Vitamina C: ¿Una posible opción sin receta para tratar las enfermedades cardíacas?
En línea con el artículo anterior sobre cómo el azúcar contribuye a las enfermedades cardíacas al causar inflamación en las arterias, existe otra perspectiva sobre cómo evitar y, en última instancia, curar las enfermedades cardíacas de forma natural: la vitamina C. El Dr. Linus Pauling, químico, bioquímico y activista por la paz estadounidense, fue un gran defensor de la terapia con vitamina C en dosis altas para tratar tanto el cáncer como las enfermedades cardíacas. El Dr. Pauling es una de las 4 únicas personas que han recibido más de un premio Nobel: el Premio Nobel de Química en 1954 y el Premio Nobel de la Paz en 1962.
La premisa detrás de la teoría de la vitamina C como causante de enfermedades cardíacas es la siguiente: escorbuto crónico. Todos hemos oído hablar de marineros de antaño que llevaban frutas cítricas en sus largos viajes por mar para evitar el escorbuto. El escorbuto es una enfermedad que resulta de una deficiencia de vitamina C. El cuerpo humano es incapaz de sintetizar su propio suministro de vitamina C, por lo que necesita ser suplementado a través de alimentos ricos en vitamina C y/o un suplemento vitamínico. Los síntomas del escorbuto incluyen sangrado de encías, fatiga, irritabilidad, dolor de piernas, piel que se magulla fácilmente, heridas que no se curan y más. Estos síntomas suelen aparecer unos 3 meses después de que la persona haya estado careciendo de suficiente vitamina C. La vitamina C está presente en frutas y verduras frescas y en algunas carnes. Sin embargo, cuando los alimentos están muy procesados y cocinados, pierden la mayor parte de esta vitamina. Por lo tanto, si su dieta carece de productos frescos, se está preparando para lo que se conoce como escorbuto crónico.
La vitamina C (también conocida como ácido L-ascórbico) es necesaria para la producción de colágeno y la absorción de hierro. También reduce la toxicidad de los metales pesados y elimina los radicales libres, lo que previene el daño celular y del ADN, así como el daño a las paredes arteriales. La formación defectuosa de colágeno puede provocar sangrado y posiblemente hemorragia.
El colágeno es la principal proteína estructural que se encuentra en el tejido conectivo. Es el principal agente de refuerzo en el interior de las paredes arteriales. Debido a la tensión mecánica constante de la sangre que se bombea con fuerza a través de las arterias, las arterias deben ser muy fuertes. Si no lo son, el sangrado intermenstrual puede ser mortal. Especialmente para las personas con presión arterial alta, pueden producirse desgarros microscópicos como resultado de una fuerza excesiva, lo que da lugar a tejido cicatricial. Este tejido cicatricial está hecho de, como ya habrás adivinado, colágeno (y elastina, otro tipo de proteína estructural). El cuerpo puede producir colágeno sin vitamina C, pero no será fuerte. La fuerza de las fibras de colágeno proviene de la reticulación de las fibras, y la vitamina C es el nutriente responsable de esta estructura. En casos de deficiencia de vitamina C, las fibras serán débiles y se romperán fácilmente.

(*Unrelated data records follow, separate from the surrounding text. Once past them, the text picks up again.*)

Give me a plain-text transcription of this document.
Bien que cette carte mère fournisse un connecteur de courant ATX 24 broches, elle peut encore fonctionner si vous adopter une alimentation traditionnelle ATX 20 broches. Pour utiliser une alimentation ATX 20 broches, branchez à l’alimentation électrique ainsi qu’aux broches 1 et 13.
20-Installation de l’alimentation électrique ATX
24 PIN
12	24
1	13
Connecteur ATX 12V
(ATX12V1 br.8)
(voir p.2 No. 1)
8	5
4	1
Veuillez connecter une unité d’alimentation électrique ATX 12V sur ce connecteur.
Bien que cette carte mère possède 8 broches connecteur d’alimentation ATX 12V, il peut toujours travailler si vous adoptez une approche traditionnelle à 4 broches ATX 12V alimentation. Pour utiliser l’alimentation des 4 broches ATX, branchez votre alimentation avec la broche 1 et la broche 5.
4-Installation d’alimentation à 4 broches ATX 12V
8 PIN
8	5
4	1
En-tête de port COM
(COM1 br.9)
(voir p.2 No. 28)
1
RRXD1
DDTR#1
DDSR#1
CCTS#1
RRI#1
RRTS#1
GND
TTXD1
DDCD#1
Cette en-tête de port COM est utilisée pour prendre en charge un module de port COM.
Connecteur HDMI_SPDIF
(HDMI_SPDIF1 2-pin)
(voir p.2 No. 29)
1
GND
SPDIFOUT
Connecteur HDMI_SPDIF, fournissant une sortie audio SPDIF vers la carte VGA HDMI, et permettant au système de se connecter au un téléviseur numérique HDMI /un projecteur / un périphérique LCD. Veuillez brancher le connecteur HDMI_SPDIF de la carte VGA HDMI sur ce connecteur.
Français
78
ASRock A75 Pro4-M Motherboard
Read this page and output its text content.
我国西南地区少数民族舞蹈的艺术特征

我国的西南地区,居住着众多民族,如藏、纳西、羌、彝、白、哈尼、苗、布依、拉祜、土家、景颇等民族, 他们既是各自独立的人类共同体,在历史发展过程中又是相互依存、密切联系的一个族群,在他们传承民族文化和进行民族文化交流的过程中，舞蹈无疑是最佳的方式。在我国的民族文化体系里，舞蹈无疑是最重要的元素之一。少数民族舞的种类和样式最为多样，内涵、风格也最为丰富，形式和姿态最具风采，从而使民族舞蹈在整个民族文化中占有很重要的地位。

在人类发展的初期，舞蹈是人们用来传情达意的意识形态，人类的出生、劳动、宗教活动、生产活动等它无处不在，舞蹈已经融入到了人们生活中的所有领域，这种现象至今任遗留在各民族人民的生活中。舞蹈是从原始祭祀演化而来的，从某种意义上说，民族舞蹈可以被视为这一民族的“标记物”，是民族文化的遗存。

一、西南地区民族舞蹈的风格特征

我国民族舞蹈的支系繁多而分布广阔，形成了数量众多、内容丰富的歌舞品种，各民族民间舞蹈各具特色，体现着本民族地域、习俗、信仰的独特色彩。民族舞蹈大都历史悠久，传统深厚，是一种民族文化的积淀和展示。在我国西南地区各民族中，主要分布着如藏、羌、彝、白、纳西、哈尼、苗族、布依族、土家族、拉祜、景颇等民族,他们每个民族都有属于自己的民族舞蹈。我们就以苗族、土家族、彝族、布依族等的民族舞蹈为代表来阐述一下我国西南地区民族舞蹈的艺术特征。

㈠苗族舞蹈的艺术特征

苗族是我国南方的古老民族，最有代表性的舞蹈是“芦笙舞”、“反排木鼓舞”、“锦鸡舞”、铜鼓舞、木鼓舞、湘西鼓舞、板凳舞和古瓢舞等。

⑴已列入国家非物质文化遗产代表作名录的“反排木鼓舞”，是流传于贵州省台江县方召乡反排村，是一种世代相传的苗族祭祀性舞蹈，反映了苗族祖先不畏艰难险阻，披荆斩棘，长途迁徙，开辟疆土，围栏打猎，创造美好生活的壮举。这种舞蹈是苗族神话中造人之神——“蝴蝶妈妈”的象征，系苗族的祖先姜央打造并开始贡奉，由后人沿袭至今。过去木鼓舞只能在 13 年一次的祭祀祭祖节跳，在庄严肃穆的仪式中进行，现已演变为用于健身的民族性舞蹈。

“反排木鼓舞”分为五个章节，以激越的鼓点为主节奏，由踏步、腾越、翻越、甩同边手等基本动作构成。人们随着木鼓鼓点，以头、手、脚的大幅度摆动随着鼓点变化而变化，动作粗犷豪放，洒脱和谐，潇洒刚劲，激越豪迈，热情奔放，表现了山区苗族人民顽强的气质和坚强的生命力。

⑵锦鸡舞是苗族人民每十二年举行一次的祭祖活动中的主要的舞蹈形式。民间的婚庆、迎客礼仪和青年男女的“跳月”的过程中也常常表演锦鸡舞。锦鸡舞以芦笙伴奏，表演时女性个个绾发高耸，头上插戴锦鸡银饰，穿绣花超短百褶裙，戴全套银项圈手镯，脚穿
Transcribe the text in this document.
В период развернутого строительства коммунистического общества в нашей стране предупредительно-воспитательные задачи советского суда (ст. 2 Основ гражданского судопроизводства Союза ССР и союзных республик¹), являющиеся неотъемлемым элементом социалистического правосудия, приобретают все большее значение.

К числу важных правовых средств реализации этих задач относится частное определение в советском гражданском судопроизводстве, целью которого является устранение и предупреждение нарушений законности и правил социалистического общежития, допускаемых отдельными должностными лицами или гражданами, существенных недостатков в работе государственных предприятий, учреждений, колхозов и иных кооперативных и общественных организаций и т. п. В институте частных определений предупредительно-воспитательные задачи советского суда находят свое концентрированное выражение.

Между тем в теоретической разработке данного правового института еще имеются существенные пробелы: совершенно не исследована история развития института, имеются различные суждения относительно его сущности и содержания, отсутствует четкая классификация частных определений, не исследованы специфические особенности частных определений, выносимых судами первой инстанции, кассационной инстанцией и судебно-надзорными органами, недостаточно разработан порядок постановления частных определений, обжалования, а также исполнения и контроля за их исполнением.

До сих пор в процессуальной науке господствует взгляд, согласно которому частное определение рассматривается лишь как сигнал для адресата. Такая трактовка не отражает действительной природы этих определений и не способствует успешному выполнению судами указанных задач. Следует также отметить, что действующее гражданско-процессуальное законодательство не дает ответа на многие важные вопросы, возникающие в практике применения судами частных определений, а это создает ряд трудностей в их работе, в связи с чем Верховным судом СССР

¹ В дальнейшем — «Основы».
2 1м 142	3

La formación de placa en las arterias es en realidad un mecanismo de curación. La placa arterial se forma a partir de colesterol, grasas, calcio y otras sustancias. Si las fibras de colágeno son débiles, la placa actúa como una protección de emergencia para evitar que las arterias sufran hemorragias. ¡La función de la placa es, en realidad, salvarte la vida! El problema es que estos fragmentos de placa pueden desprenderse y formar coágulos de sangre, que pueden bloquear la arteria y provocar un ataque cardíaco o un derrame cerebral. Pero la premisa detrás de la terapia con vitamina C es que si proporcionamos cantidades suficientes de vitamina C para que se repare la pared de la arteria, las placas ya no serán necesarias y se disolverán gradualmente.
Se han realizado estudios sobre la terapia con altas dosis de vitamina C para las enfermedades cardíacas, pero la industria farmacéutica tiene un interés financiero personal en sus tratamientos basados en medicamentos, como los medicamentos para reducir el colesterol, mientras que se pasa por alto la causa real de las enfermedades cardíacas. Aunque se ha demostrado que los tratamientos naturales son prometedores, durante mucho tiempo han quedado eclipsados en favor de métodos económicamente más lucrativos.